Due to increasing rates of obesity and diabetes, non-alcoholic steatohepatitis (NASH), a chronic inflammatory liver disease, is becoming increasingly prevalent. Currently, there are no approved treatments for the disease, yet, GlobalData forecasts that the NASH market will grow at a Compound Annual Growth Rate (CAGR) of 63% across the US and the five major European markets (5EU: France, Germany, Italy, Spain and the UK), reaching $18.3B by 2026.

These figures imply that an attractive market exists for biopharma and biotech companies, as well as potential investors. This article will discuss this deal activity and what it reflects for the wider NASH space.

Figure 1 shows mergers and acquisitions (M&A) and strategic alliance deal activity for NASH, as well as venture financing activity. Both the attractive market potential and the significant unmet needs in this space, which has no FDA-approved products, stimulated M&A and strategic alliance deal activity between 2014 and 2016. In this time, several big biopharma and biotechs, such as Gilead Sciences, Novartis, and Allergan, entered this space in an attempt to gain a first-mover advantage.
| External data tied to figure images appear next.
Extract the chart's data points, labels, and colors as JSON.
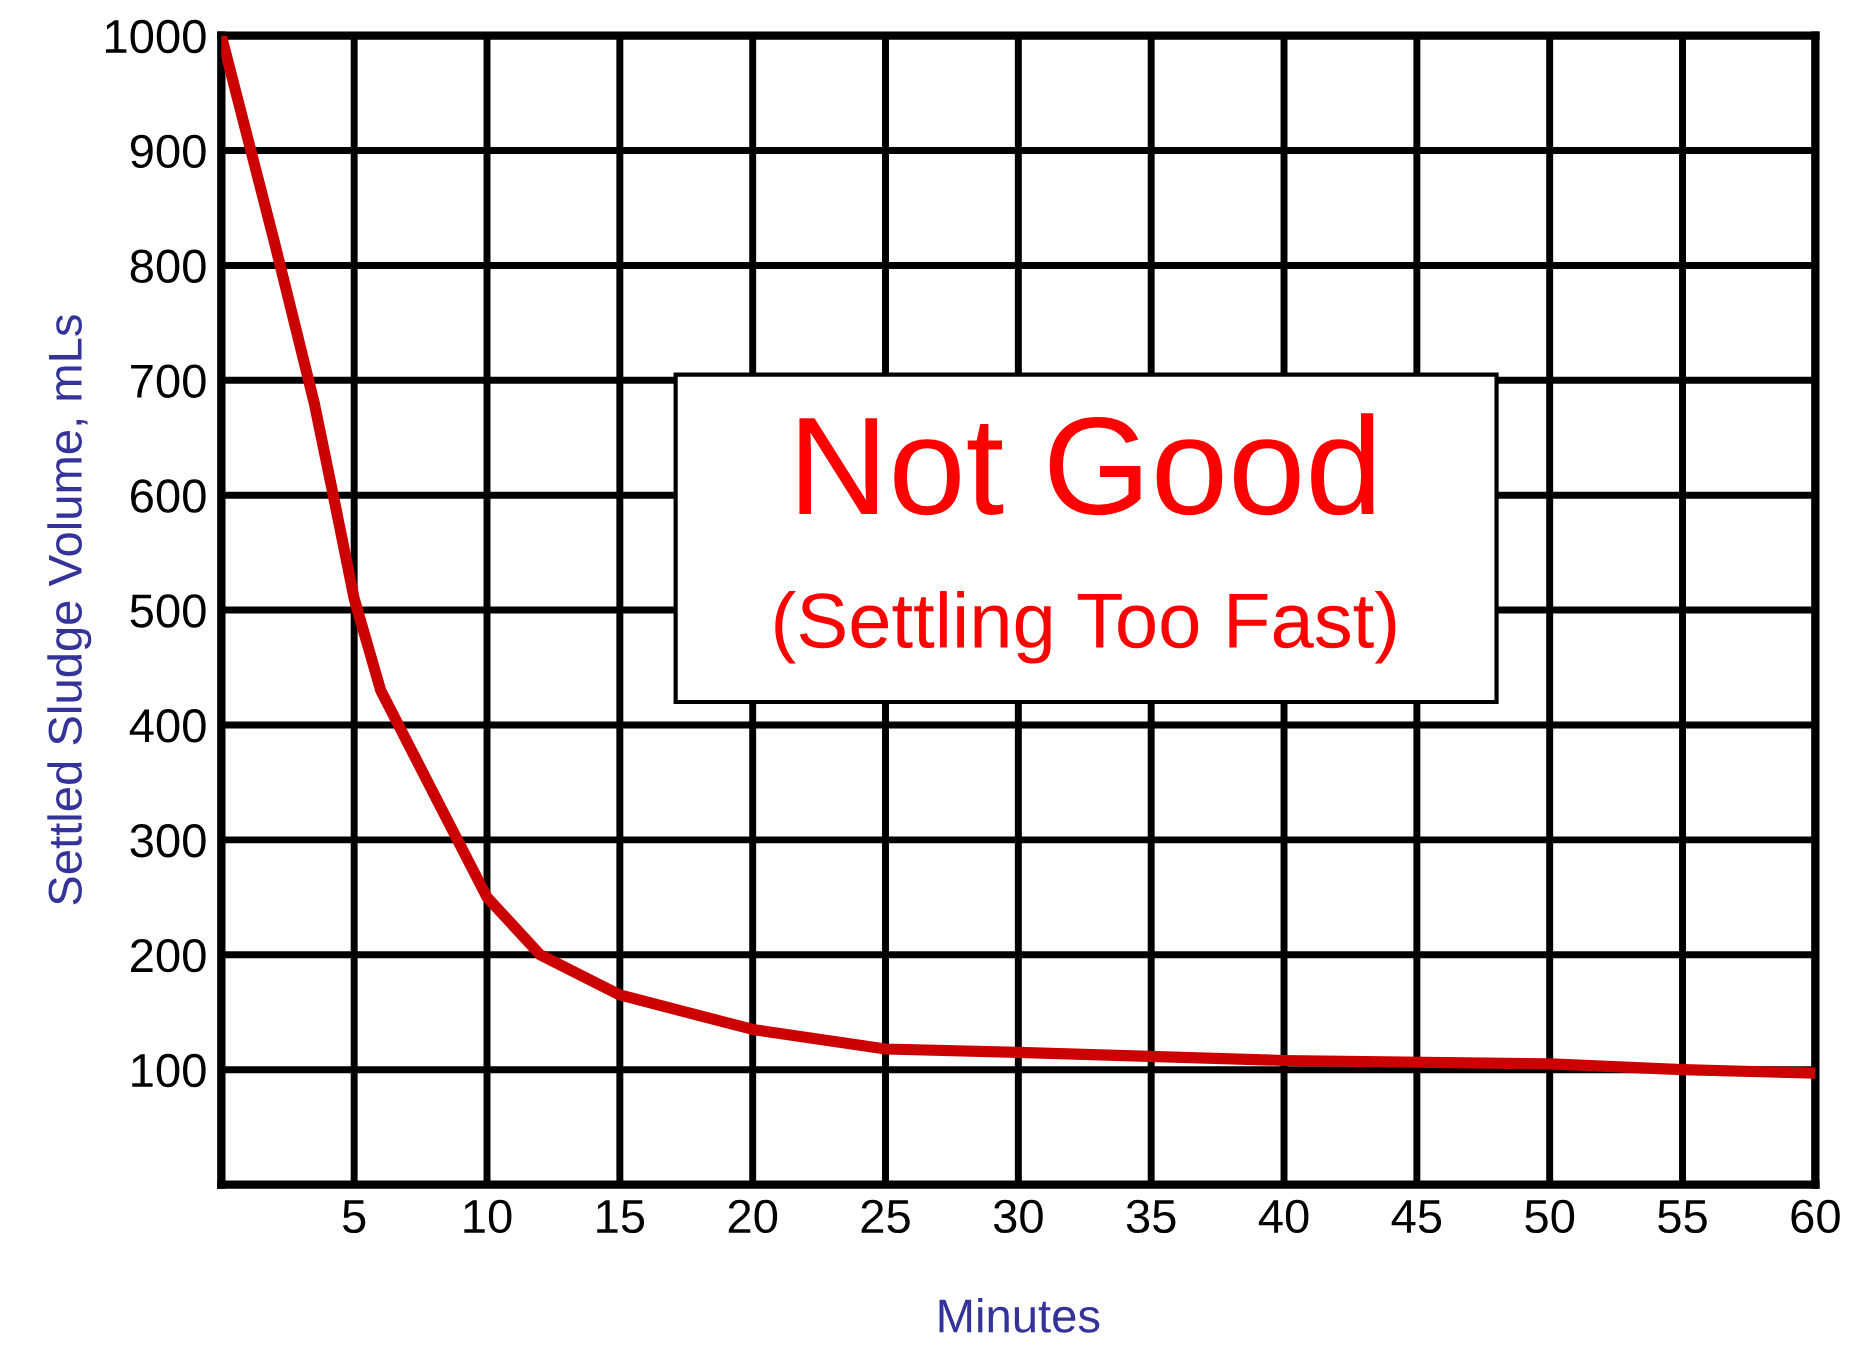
{
  "chart_data": {
    "type": "line",
    "xlabel": "Minutes",
    "ylabel": "Settled Sludge Volume, mLs",
    "annotations": [
      "Not Good",
      "(Settling Too Fast)"
    ],
    "x": [
      0,
      2,
      3.5,
      4.3,
      5,
      6,
      8,
      10,
      12,
      15,
      20,
      25,
      30,
      40,
      50,
      55,
      60
    ],
    "series": [
      {
        "color": "#cc0000",
        "values": [
          1000,
          820,
          680,
          590,
          510,
          430,
          340,
          250,
          200,
          165,
          135,
          118,
          115,
          108,
          105,
          100,
          97
        ]
      }
    ],
    "xlim": [
      0,
      60
    ],
    "xticks": [
      5,
      10,
      15,
      20,
      25,
      30,
      35,
      40,
      45,
      50,
      55,
      60
    ],
    "ylim": [
      0,
      1000
    ],
    "yticks": [
      100,
      200,
      300,
      400,
      500,
      600,
      700,
      800,
      900,
      1000
    ],
    "grid": true,
    "marker": "none",
    "line_style": "solid"
  }
}
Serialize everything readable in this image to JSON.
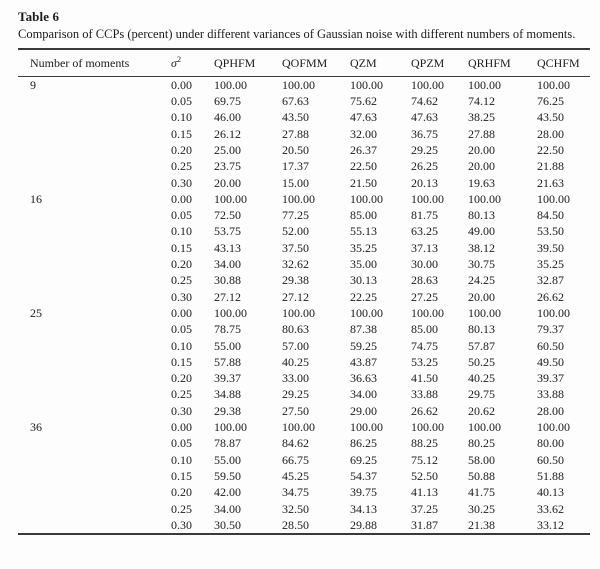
{
  "caption": {
    "label": "Table 6",
    "text": "Comparison of CCPs (percent) under different variances of Gaussian noise with different numbers of moments."
  },
  "table": {
    "header": {
      "moments": "Number of moments",
      "sigma": "σ",
      "sigma_sup": "2",
      "methods": [
        "QPHFM",
        "QOFMM",
        "QZM",
        "QPZM",
        "QRHFM",
        "QCHFM"
      ]
    },
    "groups": [
      {
        "moments": "9",
        "rows": [
          {
            "sigma": "0.00",
            "values": [
              "100.00",
              "100.00",
              "100.00",
              "100.00",
              "100.00",
              "100.00"
            ]
          },
          {
            "sigma": "0.05",
            "values": [
              "69.75",
              "67.63",
              "75.62",
              "74.62",
              "74.12",
              "76.25"
            ]
          },
          {
            "sigma": "0.10",
            "values": [
              "46.00",
              "43.50",
              "47.63",
              "47.63",
              "38.25",
              "43.50"
            ]
          },
          {
            "sigma": "0.15",
            "values": [
              "26.12",
              "27.88",
              "32.00",
              "36.75",
              "27.88",
              "28.00"
            ]
          },
          {
            "sigma": "0.20",
            "values": [
              "25.00",
              "20.50",
              "26.37",
              "29.25",
              "20.00",
              "22.50"
            ]
          },
          {
            "sigma": "0.25",
            "values": [
              "23.75",
              "17.37",
              "22.50",
              "26.25",
              "20.00",
              "21.88"
            ]
          },
          {
            "sigma": "0.30",
            "values": [
              "20.00",
              "15.00",
              "21.50",
              "20.13",
              "19.63",
              "21.63"
            ]
          }
        ]
      },
      {
        "moments": "16",
        "rows": [
          {
            "sigma": "0.00",
            "values": [
              "100.00",
              "100.00",
              "100.00",
              "100.00",
              "100.00",
              "100.00"
            ]
          },
          {
            "sigma": "0.05",
            "values": [
              "72.50",
              "77.25",
              "85.00",
              "81.75",
              "80.13",
              "84.50"
            ]
          },
          {
            "sigma": "0.10",
            "values": [
              "53.75",
              "52.00",
              "55.13",
              "63.25",
              "49.00",
              "53.50"
            ]
          },
          {
            "sigma": "0.15",
            "values": [
              "43.13",
              "37.50",
              "35.25",
              "37.13",
              "38.12",
              "39.50"
            ]
          },
          {
            "sigma": "0.20",
            "values": [
              "34.00",
              "32.62",
              "35.00",
              "30.00",
              "30.75",
              "35.25"
            ]
          },
          {
            "sigma": "0.25",
            "values": [
              "30.88",
              "29.38",
              "30.13",
              "28.63",
              "24.25",
              "32.87"
            ]
          },
          {
            "sigma": "0.30",
            "values": [
              "27.12",
              "27.12",
              "22.25",
              "27.25",
              "20.00",
              "26.62"
            ]
          }
        ]
      },
      {
        "moments": "25",
        "rows": [
          {
            "sigma": "0.00",
            "values": [
              "100.00",
              "100.00",
              "100.00",
              "100.00",
              "100.00",
              "100.00"
            ]
          },
          {
            "sigma": "0.05",
            "values": [
              "78.75",
              "80.63",
              "87.38",
              "85.00",
              "80.13",
              "79.37"
            ]
          },
          {
            "sigma": "0.10",
            "values": [
              "55.00",
              "57.00",
              "59.25",
              "74.75",
              "57.87",
              "60.50"
            ]
          },
          {
            "sigma": "0.15",
            "values": [
              "57.88",
              "40.25",
              "43.87",
              "53.25",
              "50.25",
              "49.50"
            ]
          },
          {
            "sigma": "0.20",
            "values": [
              "39.37",
              "33.00",
              "36.63",
              "41.50",
              "40.25",
              "39.37"
            ]
          },
          {
            "sigma": "0.25",
            "values": [
              "34.88",
              "29.25",
              "34.00",
              "33.88",
              "29.75",
              "33.88"
            ]
          },
          {
            "sigma": "0.30",
            "values": [
              "29.38",
              "27.50",
              "29.00",
              "26.62",
              "20.62",
              "28.00"
            ]
          }
        ]
      },
      {
        "moments": "36",
        "rows": [
          {
            "sigma": "0.00",
            "values": [
              "100.00",
              "100.00",
              "100.00",
              "100.00",
              "100.00",
              "100.00"
            ]
          },
          {
            "sigma": "0.05",
            "values": [
              "78.87",
              "84.62",
              "86.25",
              "88.25",
              "80.25",
              "80.00"
            ]
          },
          {
            "sigma": "0.10",
            "values": [
              "55.00",
              "66.75",
              "69.25",
              "75.12",
              "58.00",
              "60.50"
            ]
          },
          {
            "sigma": "0.15",
            "values": [
              "59.50",
              "45.25",
              "54.37",
              "52.50",
              "50.88",
              "51.88"
            ]
          },
          {
            "sigma": "0.20",
            "values": [
              "42.00",
              "34.75",
              "39.75",
              "41.13",
              "41.75",
              "40.13"
            ]
          },
          {
            "sigma": "0.25",
            "values": [
              "34.00",
              "32.50",
              "34.13",
              "37.25",
              "30.25",
              "33.62"
            ]
          },
          {
            "sigma": "0.30",
            "values": [
              "30.50",
              "28.50",
              "29.88",
              "31.87",
              "21.38",
              "33.12"
            ]
          }
        ]
      }
    ]
  }
}
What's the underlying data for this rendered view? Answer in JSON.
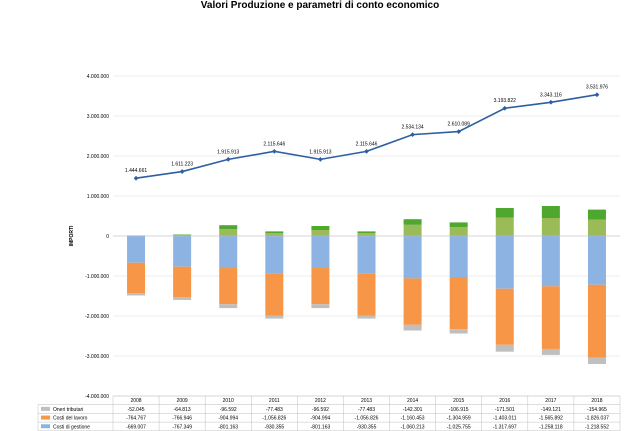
{
  "title": "Valori Produzione e  parametri di conto economico",
  "chart_data": {
    "type": "bar",
    "title": "Valori Produzione e  parametri di conto economico",
    "ylabel": "IMPORTI",
    "ylim": [
      -4000000,
      4000000
    ],
    "y_ticks": [
      4000000,
      3000000,
      2000000,
      1000000,
      0,
      -1000000,
      -2000000,
      -3000000,
      -4000000
    ],
    "y_tick_labels": [
      "4.000.000",
      "3.000.000",
      "2.000.000",
      "1.000.000",
      "0",
      "-1.000.000",
      "-2.000.000",
      "-3.000.000",
      "-4.000.000"
    ],
    "grid": true,
    "categories": [
      "2008",
      "2009",
      "2010",
      "2011",
      "2012",
      "2013",
      "2014",
      "2015",
      "2016",
      "2017",
      "2018"
    ],
    "line": {
      "values": [
        1444661,
        1611223,
        1915913,
        2115646,
        1915913,
        2115646,
        2534134,
        2610089,
        3193822,
        3343116,
        3531976
      ],
      "labels": [
        "1.444.661",
        "1.611.223",
        "1.915.913",
        "2.115.646",
        "1.915.913",
        "2.115.646",
        "2.534.134",
        "2.610.089",
        "3.193.822",
        "3.343.116",
        "3.531.976"
      ],
      "color": "#2e5fa3"
    },
    "negative_series": [
      {
        "name": "Costi di gestione",
        "color": "#8db3e2",
        "values": [
          -669007,
          -767349,
          -801163,
          -930355,
          -801163,
          -930355,
          -1060213,
          -1025755,
          -1317697,
          -1258118,
          -1218552
        ],
        "labels": [
          "-669.007",
          "-767.349",
          "-801.163",
          "-930.355",
          "-801.163",
          "-930.355",
          "-1.060.213",
          "-1.025.755",
          "-1.317.697",
          "-1.258.118",
          "-1.218.552"
        ]
      },
      {
        "name": "Costi del lavoro",
        "color": "#f79646",
        "values": [
          -764767,
          -766946,
          -904994,
          -1056826,
          -904994,
          -1056826,
          -1160453,
          -1304959,
          -1403011,
          -1565892,
          -1826037
        ],
        "labels": [
          "-764.767",
          "-766.946",
          "-904.994",
          "-1.056.826",
          "-904.994",
          "-1.056.826",
          "-1.160.453",
          "-1.304.959",
          "-1.403.011",
          "-1.565.892",
          "-1.826.037"
        ]
      },
      {
        "name": "Oneri tributari",
        "color": "#bfbfbf",
        "values": [
          -52045,
          -64813,
          -96592,
          -77483,
          -96592,
          -77483,
          -142301,
          -106915,
          -171501,
          -149121,
          -154965
        ],
        "labels": [
          "-52.045",
          "-64.813",
          "-96.592",
          "-77.483",
          "-96.592",
          "-77.483",
          "-142.301",
          "-106.915",
          "-171.501",
          "-149.121",
          "-154.965"
        ]
      }
    ],
    "positive_series": [
      {
        "color": "#9bbb59",
        "values": [
          8000,
          30000,
          170000,
          70000,
          150000,
          70000,
          280000,
          220000,
          460000,
          450000,
          410000
        ]
      },
      {
        "color": "#4ea72e",
        "values": [
          2000,
          10000,
          100000,
          45000,
          100000,
          45000,
          140000,
          120000,
          240000,
          300000,
          250000
        ]
      }
    ],
    "table_rows": [
      {
        "legend": "Oneri tributari",
        "color": "#bfbfbf"
      },
      {
        "legend": "Costi del lavoro",
        "color": "#f79646"
      },
      {
        "legend": "Costi di gestione",
        "color": "#8db3e2"
      }
    ]
  }
}
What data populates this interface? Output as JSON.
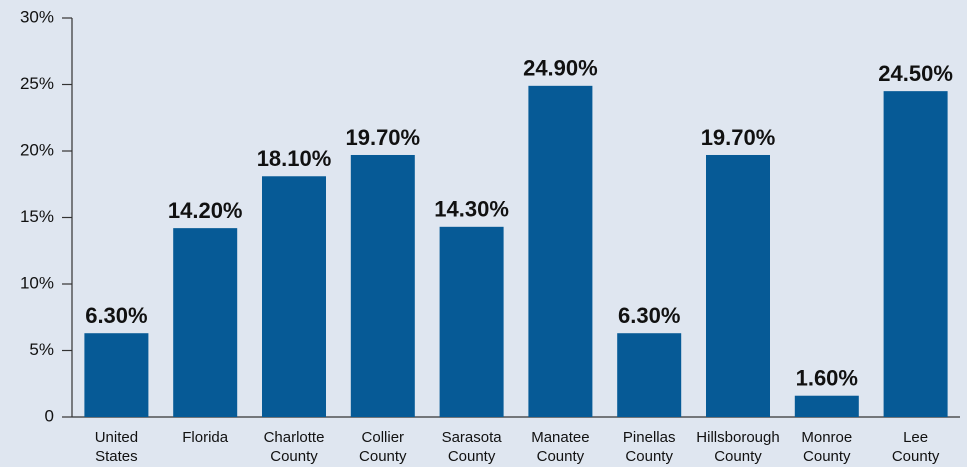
{
  "chart_data": {
    "type": "bar",
    "categories": [
      "United States",
      "Florida",
      "Charlotte County",
      "Collier County",
      "Sarasota County",
      "Manatee County",
      "Pinellas County",
      "Hillsborough County",
      "Monroe County",
      "Lee County"
    ],
    "values": [
      6.3,
      14.2,
      18.1,
      19.7,
      14.3,
      24.9,
      6.3,
      19.7,
      1.6,
      24.5
    ],
    "value_labels": [
      "6.30%",
      "14.20%",
      "18.10%",
      "19.70%",
      "14.30%",
      "24.90%",
      "6.30%",
      "19.70%",
      "1.60%",
      "24.50%"
    ],
    "color": "#065a96",
    "ylim": [
      0,
      30
    ],
    "yticks": [
      0,
      {
        "value": 5,
        "label": "5%"
      },
      {
        "value": 10,
        "label": "10%"
      },
      {
        "value": 15,
        "label": "15%"
      },
      {
        "value": 20,
        "label": "20%"
      },
      {
        "value": 25,
        "label": "25%"
      },
      {
        "value": 30,
        "label": "30%"
      }
    ],
    "grid": false
  }
}
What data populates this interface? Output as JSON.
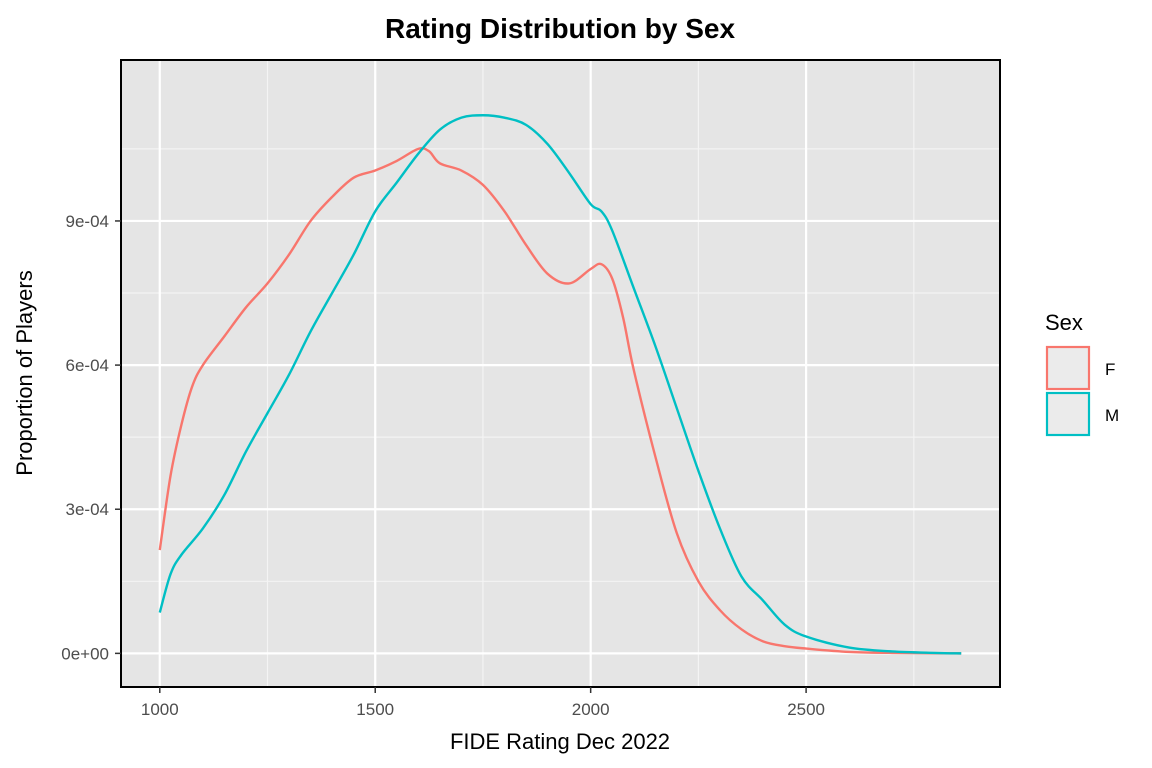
{
  "chart_data": {
    "type": "line",
    "title": "Rating Distribution by Sex",
    "xlabel": "FIDE Rating Dec 2022",
    "ylabel": "Proportion of Players",
    "xlim": [
      910,
      2950
    ],
    "ylim": [
      -7e-05,
      0.001235
    ],
    "x_ticks": [
      {
        "value": 1000,
        "label": "1000"
      },
      {
        "value": 1500,
        "label": "1500"
      },
      {
        "value": 2000,
        "label": "2000"
      },
      {
        "value": 2500,
        "label": "2500"
      }
    ],
    "x_minor": [
      1250,
      1750,
      2250,
      2750
    ],
    "y_ticks": [
      {
        "value": 0,
        "label": "0e+00"
      },
      {
        "value": 0.0003,
        "label": "3e-04"
      },
      {
        "value": 0.0006,
        "label": "6e-04"
      },
      {
        "value": 0.0009,
        "label": "9e-04"
      }
    ],
    "y_minor": [
      0.00015,
      0.00045,
      0.00075,
      0.00105
    ],
    "grid": true,
    "panel_background": "#e5e5e5",
    "legend": {
      "title": "Sex",
      "position": "right"
    },
    "series": [
      {
        "name": "F",
        "color": "#f8766d",
        "points": [
          [
            1000,
            0.000215
          ],
          [
            1025,
            0.00037
          ],
          [
            1050,
            0.000475
          ],
          [
            1075,
            0.000555
          ],
          [
            1100,
            0.0006
          ],
          [
            1150,
            0.00066
          ],
          [
            1200,
            0.00072
          ],
          [
            1250,
            0.00077
          ],
          [
            1300,
            0.00083
          ],
          [
            1350,
            0.0009
          ],
          [
            1400,
            0.00095
          ],
          [
            1450,
            0.00099
          ],
          [
            1500,
            0.001005
          ],
          [
            1550,
            0.001025
          ],
          [
            1600,
            0.00105
          ],
          [
            1625,
            0.001045
          ],
          [
            1650,
            0.00102
          ],
          [
            1700,
            0.001005
          ],
          [
            1750,
            0.000975
          ],
          [
            1800,
            0.00092
          ],
          [
            1850,
            0.00085
          ],
          [
            1900,
            0.00079
          ],
          [
            1950,
            0.00077
          ],
          [
            2000,
            0.0008
          ],
          [
            2025,
            0.00081
          ],
          [
            2050,
            0.00078
          ],
          [
            2075,
            0.0007
          ],
          [
            2100,
            0.00059
          ],
          [
            2150,
            0.00041
          ],
          [
            2200,
            0.00025
          ],
          [
            2250,
            0.00015
          ],
          [
            2300,
            9e-05
          ],
          [
            2350,
            5e-05
          ],
          [
            2400,
            2.5e-05
          ],
          [
            2450,
            1.5e-05
          ],
          [
            2500,
            1e-05
          ],
          [
            2600,
            3e-06
          ],
          [
            2700,
            1e-06
          ],
          [
            2860,
            0.0
          ]
        ]
      },
      {
        "name": "M",
        "color": "#00bfc4",
        "points": [
          [
            1000,
            8.5e-05
          ],
          [
            1025,
            0.000165
          ],
          [
            1050,
            0.000205
          ],
          [
            1100,
            0.00026
          ],
          [
            1150,
            0.00033
          ],
          [
            1200,
            0.00042
          ],
          [
            1250,
            0.0005
          ],
          [
            1300,
            0.00058
          ],
          [
            1350,
            0.00067
          ],
          [
            1400,
            0.00075
          ],
          [
            1450,
            0.00083
          ],
          [
            1500,
            0.00092
          ],
          [
            1550,
            0.00098
          ],
          [
            1600,
            0.00104
          ],
          [
            1650,
            0.00109
          ],
          [
            1700,
            0.001115
          ],
          [
            1750,
            0.00112
          ],
          [
            1800,
            0.001115
          ],
          [
            1850,
            0.0011
          ],
          [
            1900,
            0.00106
          ],
          [
            1950,
            0.001
          ],
          [
            2000,
            0.000935
          ],
          [
            2025,
            0.00092
          ],
          [
            2050,
            0.00088
          ],
          [
            2100,
            0.00076
          ],
          [
            2150,
            0.00064
          ],
          [
            2200,
            0.00051
          ],
          [
            2250,
            0.00038
          ],
          [
            2300,
            0.00026
          ],
          [
            2350,
            0.00016
          ],
          [
            2400,
            0.00011
          ],
          [
            2450,
            6e-05
          ],
          [
            2500,
            3.5e-05
          ],
          [
            2600,
            1.2e-05
          ],
          [
            2700,
            4e-06
          ],
          [
            2800,
            1e-06
          ],
          [
            2860,
            0.0
          ]
        ]
      }
    ]
  }
}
However, M&A and strategic alliance deal activity began to decrease after 2016. One potential explanation for this is the high proportion of drugs in preclinical stages of development due to the complexity of the disease. Figure 2 shows the 127 drugs currently in preclinical trials, compared to just 7 in Phase III. This is reflected by a simultaneous increase in early-stage venture financing activity since 2016, suggesting the industry is still in a pioneering phase of growth.

Furthermore, due to the complexity of the disease, key players in the market are seeking to develop combination therapies to target multiple stages of NASH progression to produce a successful treatment. For example, on October 29, Pfizer and Novartis collaborated to develop a therapy combining their solid NASH pipelines, including Novartis’ emricasan. As the industry matures and companies are able to capitalise on the data received from clinical trials, the levels of later-stage partnering activity are likely to rise.